Part One: Do Not Talk About Weight
How to talk to your teenager about dieting:
Answer: Don’t.
Don’t use the “D” word. Talking about diets or even weight is bad for all teenagers.
Do not talk about their weight or your weight.
Unless they are the ones to bring it up. What if they want to go on a diet to lose weight? If they are the ones to bring up the topic, then listen. Listen and don’t interrupt. As you focus on listening, it is okay to ask questions related to how they feel about their body and why they feel that way. For example, “Did someone tell you that you needed to lose weight?”… or…”Did someone suggest that your body is not okay?” If you do ask such questions, let these questions take a back seat to actually listening to them and their answers to these questions.
Many teens turn to dieting to try and change their bodies and feel better about themselves. They often do this in response to others’ negative comments about their weight.
We can help protect teenagers from the emphasis society puts on appearance and weight, and help them develop a healthy perspective, healthy thinking, and healthy habits.
If you are the one who wants your teen to lose weight, don’t tell them that. Don’t coax or pressure them to lose weight. Don’t comment on their weight or their eating habits.

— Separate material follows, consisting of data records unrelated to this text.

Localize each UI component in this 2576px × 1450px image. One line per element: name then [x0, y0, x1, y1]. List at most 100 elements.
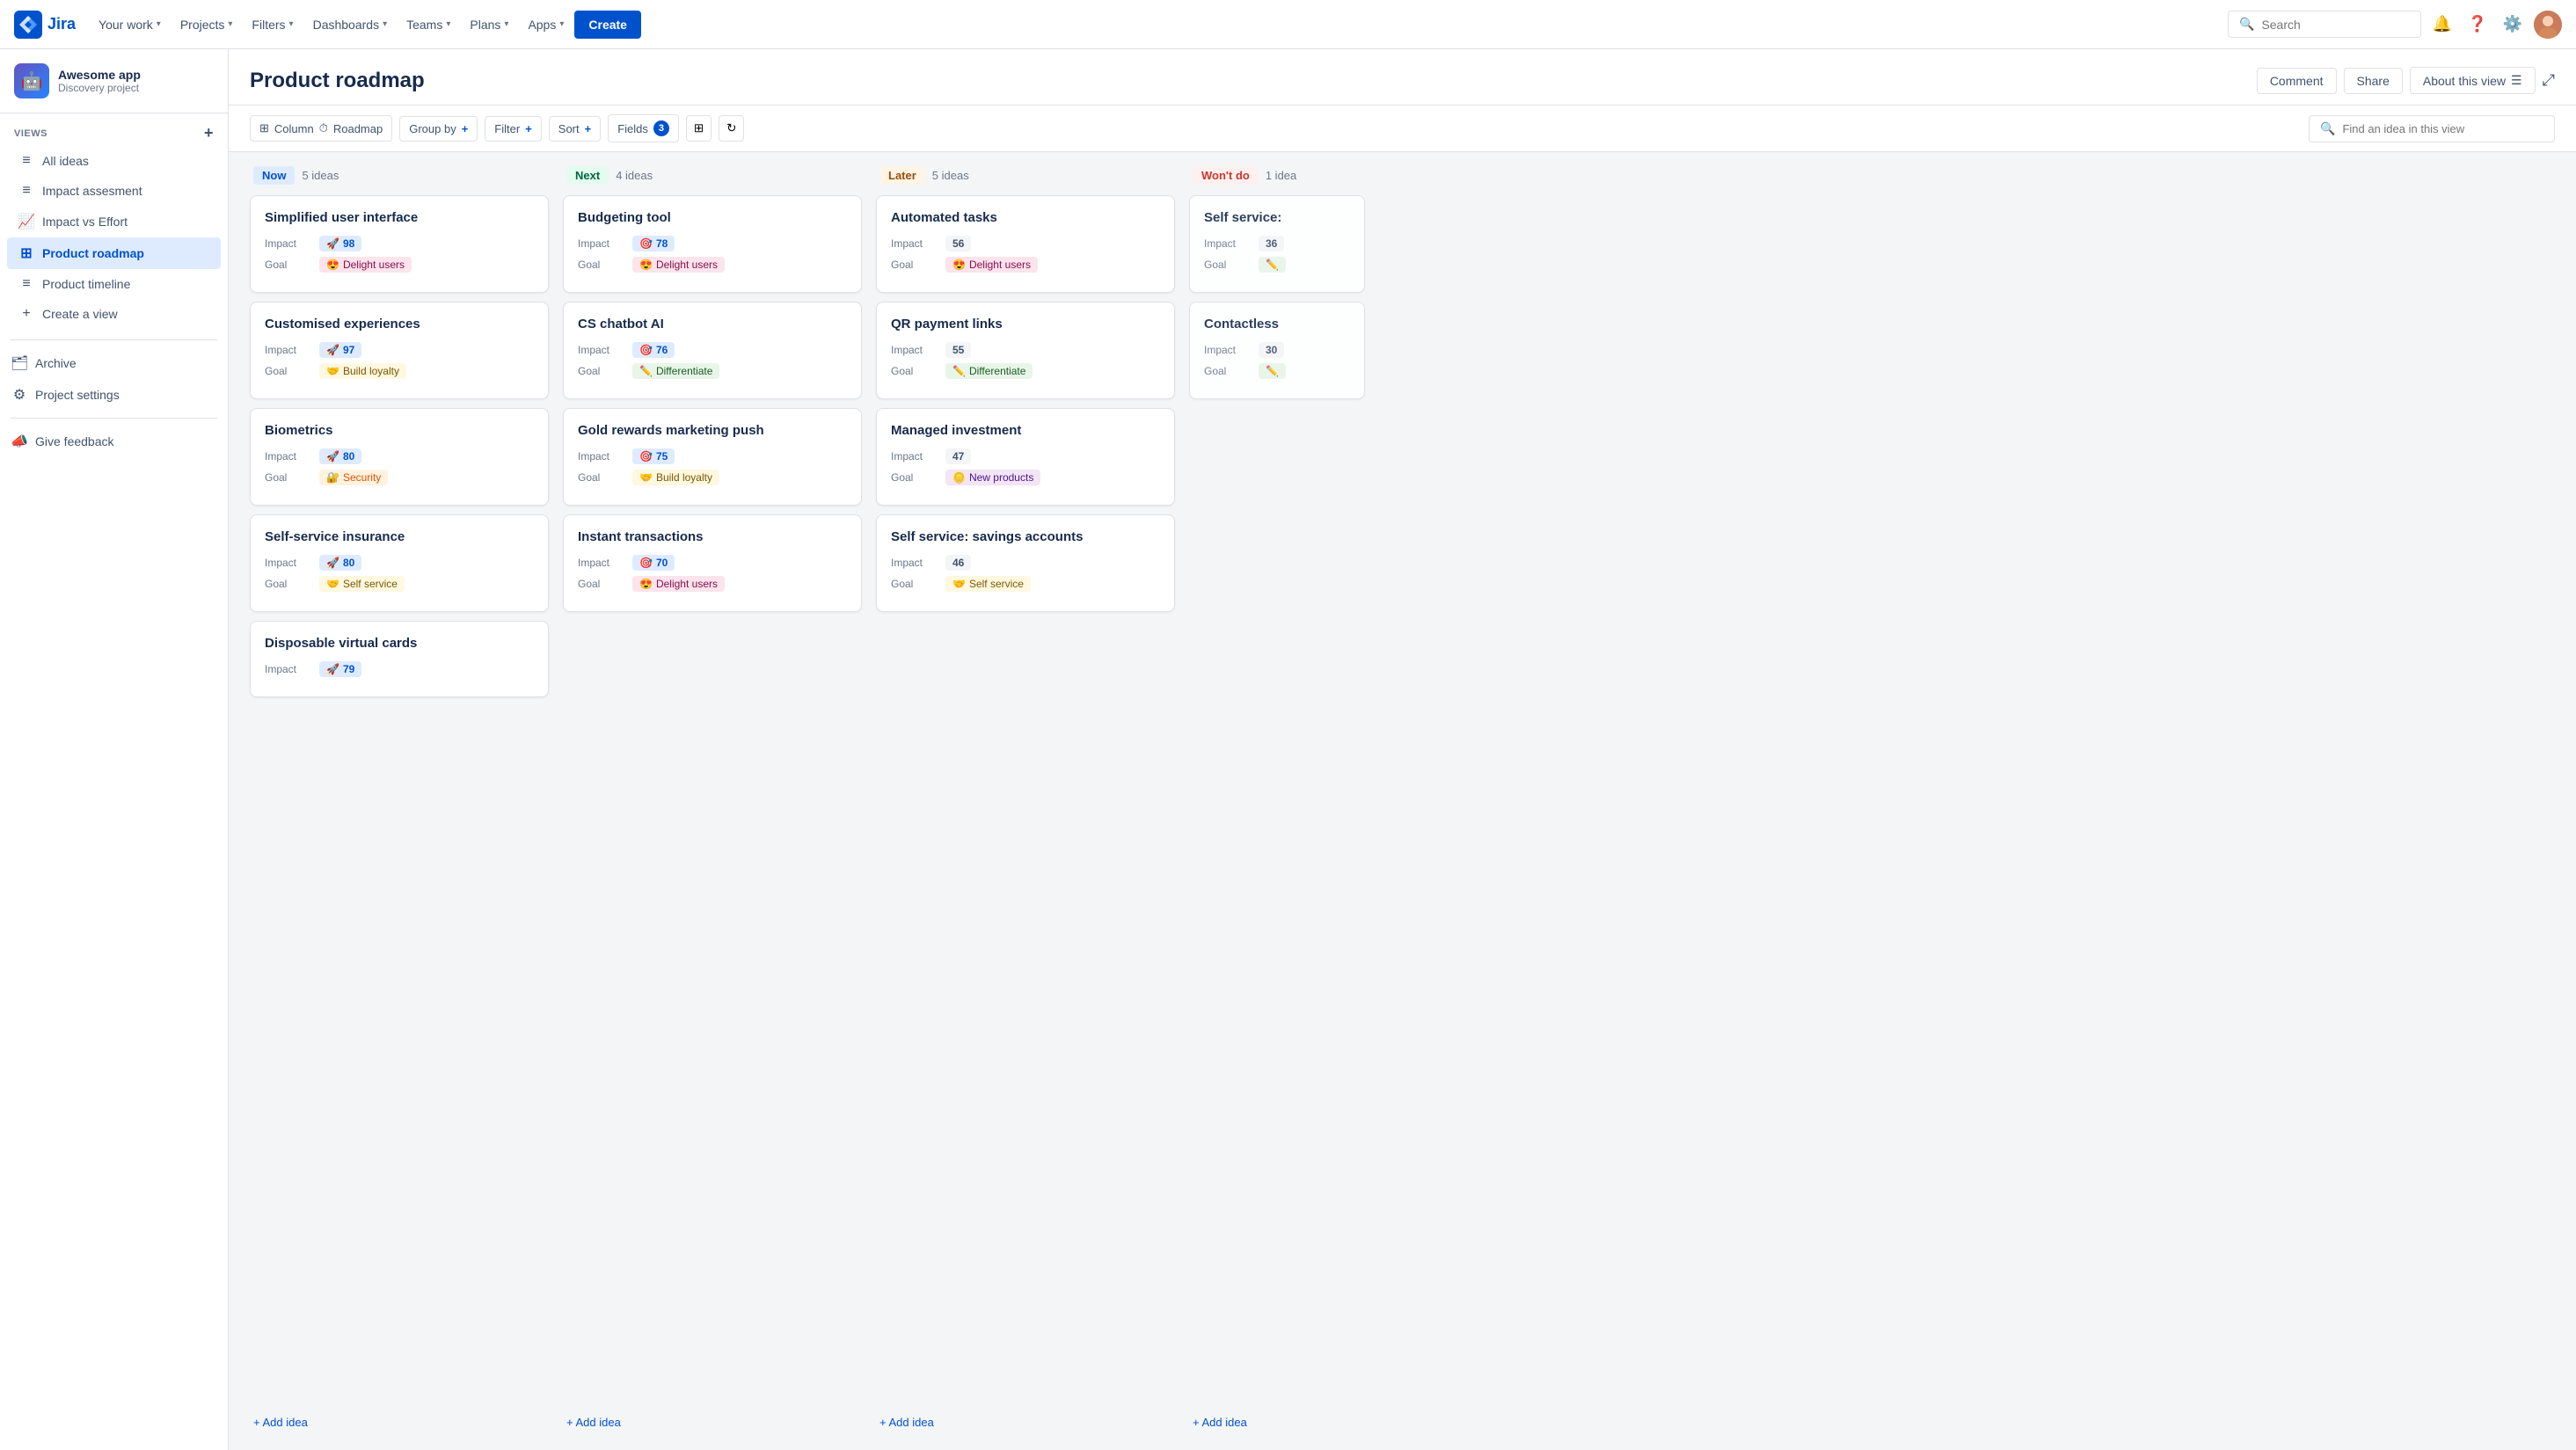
table-row[interactable]: Customised experiences Impact 🚀 97 Goal … — [250, 302, 549, 399]
nav-teams[interactable]: Teams ▾ — [398, 12, 459, 37]
impact-badge: 🎯 70 — [632, 555, 675, 571]
card-title: Biometrics — [265, 423, 534, 438]
goal-tag: 😍 Delight users — [945, 257, 1038, 273]
impact-badge: 36 — [1259, 236, 1284, 251]
sidebar-item-impact-assessment[interactable]: ≡ Impact assesment — [7, 176, 221, 206]
add-view-icon[interactable]: + — [204, 124, 214, 142]
card-field-impact: Impact 🎯 76 — [578, 342, 847, 358]
notifications-button[interactable]: 🔔 — [2428, 11, 2456, 39]
table-row[interactable]: CS chatbot AI Impact 🎯 76 Goal ✏️ Differ… — [563, 302, 862, 399]
impact-badge: 🎯 76 — [632, 342, 675, 358]
create-button[interactable]: Create — [574, 11, 641, 39]
plus-icon: + — [18, 306, 35, 322]
column-later-label: Later — [879, 166, 925, 185]
card-field-impact: Impact 47 — [891, 448, 1160, 464]
goal-tag: 😍 Delight users — [319, 257, 412, 273]
list-icon: ≡ — [18, 183, 35, 199]
chevron-down-icon: ▾ — [559, 19, 564, 29]
add-idea-button-now[interactable]: + Add idea — [250, 1409, 549, 1436]
impact-badge: 🚀 98 — [319, 236, 361, 251]
table-row[interactable]: Contactless Impact 30 Goal ✏️ — [1189, 302, 1365, 399]
sort-button[interactable]: Sort + — [549, 116, 601, 142]
card-field-goal: Goal ✏️ Differentiate — [891, 363, 1160, 379]
card-field-goal: Goal 🪙 New products — [891, 470, 1160, 485]
search-icon: 🔍 — [2320, 121, 2335, 136]
plus-icon: + — [585, 122, 592, 135]
column-wontdo-cards: Self service: Impact 36 Goal ✏️ Contactl… — [1189, 195, 1365, 1405]
comment-button[interactable]: Comment — [2257, 68, 2337, 94]
nav-plans[interactable]: Plans ▾ — [461, 12, 517, 37]
page-title: Product roadmap — [250, 69, 2257, 93]
search-box[interactable]: 🔍 — [2228, 11, 2421, 38]
logo[interactable]: Jira — [14, 11, 76, 39]
column-now-cards: Simplified user interface Impact 🚀 98 Go… — [250, 195, 549, 1405]
fields-button[interactable]: Fields 3 — [608, 114, 679, 142]
column-now-header: Now 5 ideas — [250, 166, 549, 185]
toolbar: ⊞ Column ⏱ Roadmap Group by + Filter + S… — [229, 106, 2576, 152]
column-now: Now 5 ideas Simplified user interface Im… — [250, 166, 549, 1436]
add-idea-button-later[interactable]: + Add idea — [876, 1409, 1175, 1436]
search-toolbar[interactable]: 🔍 — [2309, 115, 2555, 142]
column-now-count: 5 ideas — [302, 169, 339, 182]
table-row[interactable]: Biometrics Impact 🚀 80 Goal 🔐 Security — [250, 408, 549, 506]
sidebar-item-all-ideas[interactable]: ≡ All ideas — [7, 146, 221, 176]
table-row[interactable]: Self service: Impact 36 Goal ✏️ — [1189, 195, 1365, 293]
add-idea-button-next[interactable]: + Add idea — [563, 1409, 862, 1436]
card-field-impact: Impact 🚀 98 — [265, 236, 534, 251]
table-row[interactable]: Automated tasks Impact 56 Goal 😍 Delight… — [876, 195, 1175, 293]
settings-icon: ⚙ — [11, 386, 28, 404]
goal-tag: 🔐 Security — [319, 470, 388, 485]
table-row[interactable]: Gold rewards marketing push Impact 🎯 75 … — [563, 408, 862, 506]
card-title: Disposable virtual cards — [265, 636, 534, 651]
nav-dashboards[interactable]: Dashboards ▾ — [304, 12, 397, 37]
sidebar-item-product-roadmap[interactable]: ⊞ Product roadmap — [7, 237, 221, 269]
table-row[interactable]: Managed investment Impact 47 Goal 🪙 New … — [876, 408, 1175, 506]
groupby-button[interactable]: Group by + — [399, 116, 478, 142]
sidebar-item-project-settings[interactable]: ⚙ Project settings — [0, 379, 228, 411]
card-field-impact: Impact 56 — [891, 236, 1160, 251]
help-button[interactable]: ❓ — [2463, 11, 2492, 39]
topnav-right-section: 🔍 🔔 ❓ ⚙️ — [2228, 11, 2562, 39]
filter-button[interactable]: Filter + — [485, 116, 541, 142]
goal-tag: 🤝 Build loyalty — [319, 363, 406, 379]
sidebar-item-feedback[interactable]: 📣 Give feedback — [0, 426, 228, 457]
expand-icon[interactable]: ⤢ — [2543, 71, 2555, 90]
archive-icon: 🗂 — [11, 354, 28, 372]
column-wontdo-label: Won't do — [1193, 166, 1259, 185]
sidebar-item-impact-effort[interactable]: 📈 Impact vs Effort — [7, 206, 221, 237]
table-row[interactable]: QR payment links Impact 55 Goal ✏️ Diffe… — [876, 302, 1175, 399]
nav-apps[interactable]: Apps ▾ — [519, 12, 573, 37]
project-icon: 🤖 — [14, 63, 49, 98]
impact-badge: 🎯 75 — [632, 448, 675, 464]
settings-button[interactable]: ⚙️ — [2499, 11, 2527, 39]
settings-view-button[interactable]: ⊞ — [686, 115, 712, 142]
card-field-goal: Goal ✏️ Differentiate — [578, 363, 847, 379]
sidebar-item-product-timeline[interactable]: ≡ Product timeline — [7, 269, 221, 299]
goal-tag: 🪙 New products — [945, 470, 1040, 485]
nav-projects[interactable]: Projects ▾ — [171, 12, 242, 37]
nav-your-work[interactable]: Your work ▾ — [90, 12, 170, 37]
add-idea-button-wontdo[interactable]: + Add idea — [1189, 1409, 1365, 1436]
search-ideas-input[interactable] — [2342, 122, 2543, 135]
goal-tag: 🤝 Self service — [319, 576, 405, 592]
project-header[interactable]: 🤖 Awesome app Discovery project — [0, 49, 228, 113]
table-row[interactable]: Budgeting tool Impact 🎯 78 Goal 😍 Deligh… — [563, 195, 862, 293]
table-row[interactable]: Self service: savings accounts Impact 46… — [876, 514, 1175, 612]
about-view-button[interactable]: About this view ☰ — [2410, 67, 2536, 94]
refresh-button[interactable]: ↻ — [719, 115, 744, 142]
sidebar-item-archive[interactable]: 🗂 Archive — [0, 347, 228, 379]
table-row[interactable]: Instant transactions Impact 🎯 70 Goal 😍 … — [563, 514, 862, 612]
column-wontdo: Won't do 1 idea Self service: Impact 36 … — [1189, 166, 1365, 1436]
table-row[interactable]: Simplified user interface Impact 🚀 98 Go… — [250, 195, 549, 293]
search-input[interactable] — [2261, 18, 2410, 32]
share-button[interactable]: Share — [2344, 68, 2403, 94]
impact-badge: 🚀 97 — [319, 342, 361, 358]
column-button[interactable]: ⊞ Column ⏱ Roadmap — [250, 115, 392, 142]
card-title: QR payment links — [891, 317, 1160, 332]
sidebar-item-create-view[interactable]: + Create a view — [7, 299, 221, 329]
avatar[interactable] — [2534, 11, 2562, 39]
goal-tag: 🤝 Self service — [945, 576, 1031, 592]
nav-filters[interactable]: Filters ▾ — [243, 12, 302, 37]
table-row[interactable]: Self-service insurance Impact 🚀 80 Goal … — [250, 514, 549, 612]
table-row[interactable]: Disposable virtual cards Impact 🚀 79 — [250, 621, 549, 697]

Poor body image can lead to an eating disorder. Parents should not encourage dieting efforts. When families and/or a doctor is very weight-focused, the child or teen tends to become very fixated on reaching a certain weight. If they do lose weight, they usually regain any weight that was lost.

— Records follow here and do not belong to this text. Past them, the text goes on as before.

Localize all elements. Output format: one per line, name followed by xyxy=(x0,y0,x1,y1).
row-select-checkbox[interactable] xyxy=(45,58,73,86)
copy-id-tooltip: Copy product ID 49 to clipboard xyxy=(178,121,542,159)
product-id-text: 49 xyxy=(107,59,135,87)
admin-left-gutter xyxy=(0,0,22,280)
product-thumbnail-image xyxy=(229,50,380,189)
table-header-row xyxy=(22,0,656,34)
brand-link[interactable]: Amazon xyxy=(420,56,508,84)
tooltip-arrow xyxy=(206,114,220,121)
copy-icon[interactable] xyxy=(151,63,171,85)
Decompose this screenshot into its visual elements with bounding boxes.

The brain uses various mechanisms to keep the body in a certain weight range.
After losing weight, the body’s regulatory systems do everything they can to get the weight to return to its original point. This principle is referred to as “set point”. For example, when a person eats less than their body wants, the body produces more hunger-inducing hormones, and the person finds eating more rewarding. Furthermore, the more rapid the weight loss, the greater the chance of regaining the weight and regaining it quickly. In addition, the greater and more rapid the weight loss, the greater the chance that the person will go to a weight that is even higher than before – when this happens, the body now has a new “set point”, a new higher weight. The regulatory systems will then try to keep the body’s weight at the new “set point”.
Willpower does not work, because the body’s mechanisms and regulatory systems will eventually override the person’s “willpower”.